The candidates range in age from 27 to 45. A slew of Democratic candidates are campaigning for congressional seats in New York, Pennsylvania, Louisiana, Kansas, Ohio and California. Saujani, who is trying to dislodge longtime Rep. Carolyn Maloney (D-NY), and Louisiana’s Ravi Sangisetty (D) still have to face party primaries, though Sangisetty, 27, remains unopposed so far.
The Louisiana primary is scheduled for Aug. 28 and the New York primary is set for Sept. 14. Those who have won their primaries are Dr. Manan Trivedi (D), 36, an Iraq war veteran, who is running from Pennsylvania’s 6th District; Raj Goyle (D-KS), 35, a Kansas state representative who is running from the 4th District; Surya Yalamanchili (D), 28, an Ohio resident better known for his stint on Donald Tump’s “The Apprentice” on NBC, who is running from the 2nd District; and Dr. Ami Bera (D), 45, a physician, who is running from California’s 3rd District.

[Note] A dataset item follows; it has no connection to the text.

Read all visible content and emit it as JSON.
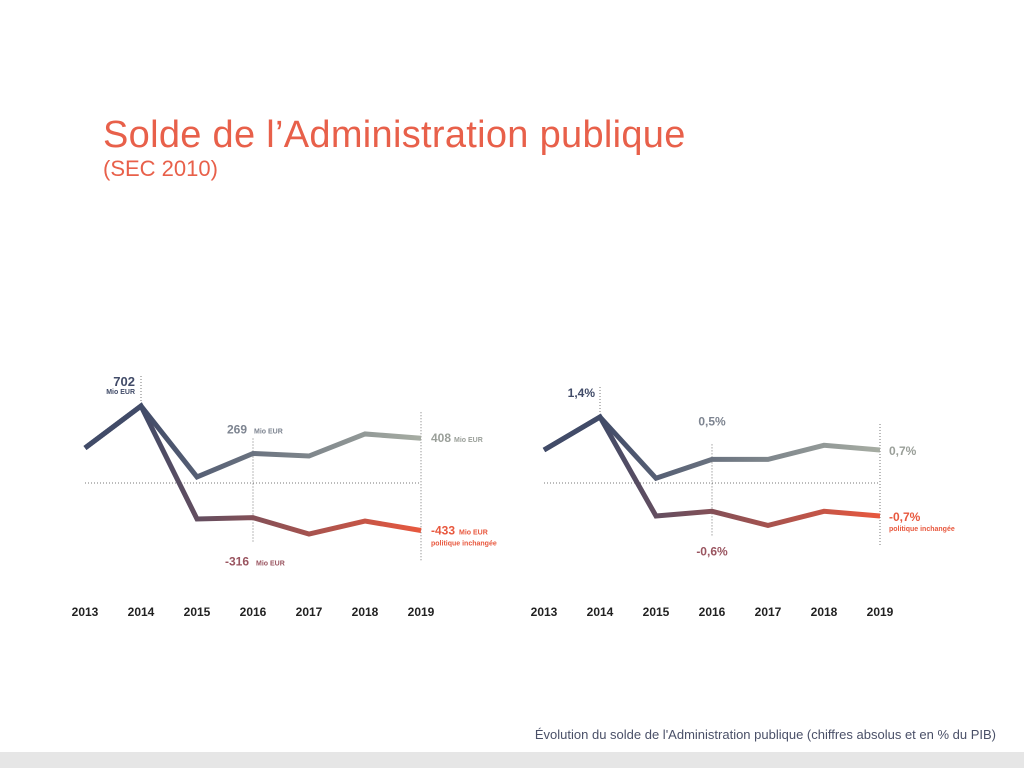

Trivedi, Goyle and Bera have so impressed party leaders that they have been named in the Democratic Congressional Campaign Committee’s Red to Blue Program that offers select candidates financial, communications, grassroots and strategic support.
Also in the running is Kamala Devi Harris (D), 45, the district attorney of San Francisco, who is seeking the attorney general’s office in California. She sailed to her Democratic Party nomination defeating former Facebook executive Chris Kelly handily despite the millions he poured into his campaign from his own pocket. Harris now faces off against Republican Steve Cooley (R), currently Los Angeles district attorney.
Most of these young politicians seem to be invigorated by the proverbial “heat and dust” of national politics. When the dust finally settles after Election Day, there might emerge another Indian-American governor, a congresswoman, or a congressman or two.
By Ela Dutt, News India Times, 16 July 2010.